Rodrigue painted the instrument in 2011, covering it with Blue Dogs and bright psychedelic swirls after the School of Music’s former director of development, Steve Covington, approached the Rodrigue Foundation with the idea.
That also was the year the Hall Piano Co. installed Steinway baby grand pianos in the LSU School of Music. The company then donated the 1913 piano to the foundation to be used as a fundraising tool.
“It didn’t look like this when we first got it,” Jacques Rodrigue said, pointing to the Rodrigue Steinway standing on the landing outside the LSU School of Music Recital Hall.
The piano was moved from its home at the Sheraton New Orleans Hotel to the music school for the Monday dedication of the new Steinways.
“The piano was brown, and the Hall Piano Co. covered it with gray primer so dad could paint it,” Jacques Rodrigue continued. “He removed the top and painted it on his easel, but he had to get down on his knees to paint the sides of it. He said he would never paint a piano again.”
The piano was unveiled on Nov. 10, 2012, in the Pete Maravich Assembly Center before the LSU-Mississippi State football game. It has since made rounds throughout the state, and such musical notables as Billy Joel, Allen Toussaint and Dr.
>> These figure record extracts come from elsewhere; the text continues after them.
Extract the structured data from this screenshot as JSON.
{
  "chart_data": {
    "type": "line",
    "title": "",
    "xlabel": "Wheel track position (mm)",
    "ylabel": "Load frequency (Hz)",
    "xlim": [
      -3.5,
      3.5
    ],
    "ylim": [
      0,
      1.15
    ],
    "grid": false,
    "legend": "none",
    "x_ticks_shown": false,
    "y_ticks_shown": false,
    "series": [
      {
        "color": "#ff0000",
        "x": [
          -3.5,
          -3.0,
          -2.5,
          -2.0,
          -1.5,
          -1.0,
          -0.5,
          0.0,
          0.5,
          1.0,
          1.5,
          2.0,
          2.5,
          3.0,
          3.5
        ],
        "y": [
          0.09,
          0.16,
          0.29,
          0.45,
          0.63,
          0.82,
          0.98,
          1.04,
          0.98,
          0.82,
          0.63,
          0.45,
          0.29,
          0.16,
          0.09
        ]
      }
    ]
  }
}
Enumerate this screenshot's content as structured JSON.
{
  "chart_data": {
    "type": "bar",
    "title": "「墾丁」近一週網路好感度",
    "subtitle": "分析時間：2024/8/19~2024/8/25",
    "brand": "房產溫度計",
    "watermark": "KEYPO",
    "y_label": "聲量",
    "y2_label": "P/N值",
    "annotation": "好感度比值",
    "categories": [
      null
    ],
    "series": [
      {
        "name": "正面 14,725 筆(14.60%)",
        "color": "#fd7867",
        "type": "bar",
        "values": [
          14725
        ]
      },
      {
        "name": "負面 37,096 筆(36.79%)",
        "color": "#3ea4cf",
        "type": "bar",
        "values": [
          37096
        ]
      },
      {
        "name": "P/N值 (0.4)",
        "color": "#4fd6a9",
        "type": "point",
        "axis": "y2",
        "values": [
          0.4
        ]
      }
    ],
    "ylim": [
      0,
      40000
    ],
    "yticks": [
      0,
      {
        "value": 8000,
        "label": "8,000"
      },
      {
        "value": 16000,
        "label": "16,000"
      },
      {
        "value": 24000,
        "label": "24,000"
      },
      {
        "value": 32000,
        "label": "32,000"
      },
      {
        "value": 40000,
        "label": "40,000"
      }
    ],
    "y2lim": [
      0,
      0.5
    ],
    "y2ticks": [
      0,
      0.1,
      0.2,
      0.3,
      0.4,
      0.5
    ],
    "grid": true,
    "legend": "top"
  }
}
John have used it in performance. Their autographs can be found inside the piano.
“After my dad’s death, the foundation felt the piano was too precious to auction,” Jacques Rodrigue said. “We decided to keep it, and it will stay at the Sheraton until we build the George Rodrigue Museum, which will be its permanent home.”
Still, the foundation wanted to honor its commitment to the School of Music. That’s when it issued the limited edition of “Take Five,” a painting that sold in the Rodrigue gallery in Japan.
Foundation representatives met in New York with the Japanese gallery directors, who connected the foundation to the painting’s owners, who gave their permission. Each print is numbered and stamped with a specially designed Rodrigue signature in propriety ink to denote authenticity.
The ink appears black to the naked eye, purple in fluorescent light and green in infrared light.
“Take Five” is the third posthumous print released by the George Rodrigue estate. Its title refers to Paul Desmond’s jazz piece “Take Five,” made famous by the Dave Brubeck Quartet.
“Dad was a huge supporter of the arts and education, and we are so proud to partner with the LSU School of Music to continue his legacy,” Jacques Rodrigue said.
The LSU School of Music began working with the George Rodrigue Foundation of the Arts through Louisiana A+ Schools, part of the Turnaround Arts: Louisiana education initiative designed to improve low-performing schools through arts integration.
“This is a project that started before I came here, but to have this happen in my first semester is exciting,” said Queen, who started his term as dean in July. “And this is exciting for out students, because the one instrument that all of the students in the School of Music is required to learn is the piano. When they have an opportunity to practice on a Steinway, it’s like the difference between driving a domestic car and driving a BMW. You immediately know the difference.”
Gurt said his students immediately will feel the difference.
“They get so frustrated playing on pianos that need work,” he said. “Pianos don’t get better with age. They have to be maintained, and they not only need to be tuned but regulated, which means that the keys should make the same sound at the same volume when you push down on them.”
A distorted volume during practice leads to frustration.
“But the pianos here are great,” Gurt said, placing his hands on the upright’s keys. “We’ll see a difference in our students’ performances, and I think after playing one of these pianos, they’ll be excited to go to the practice room. This is a great day for us.”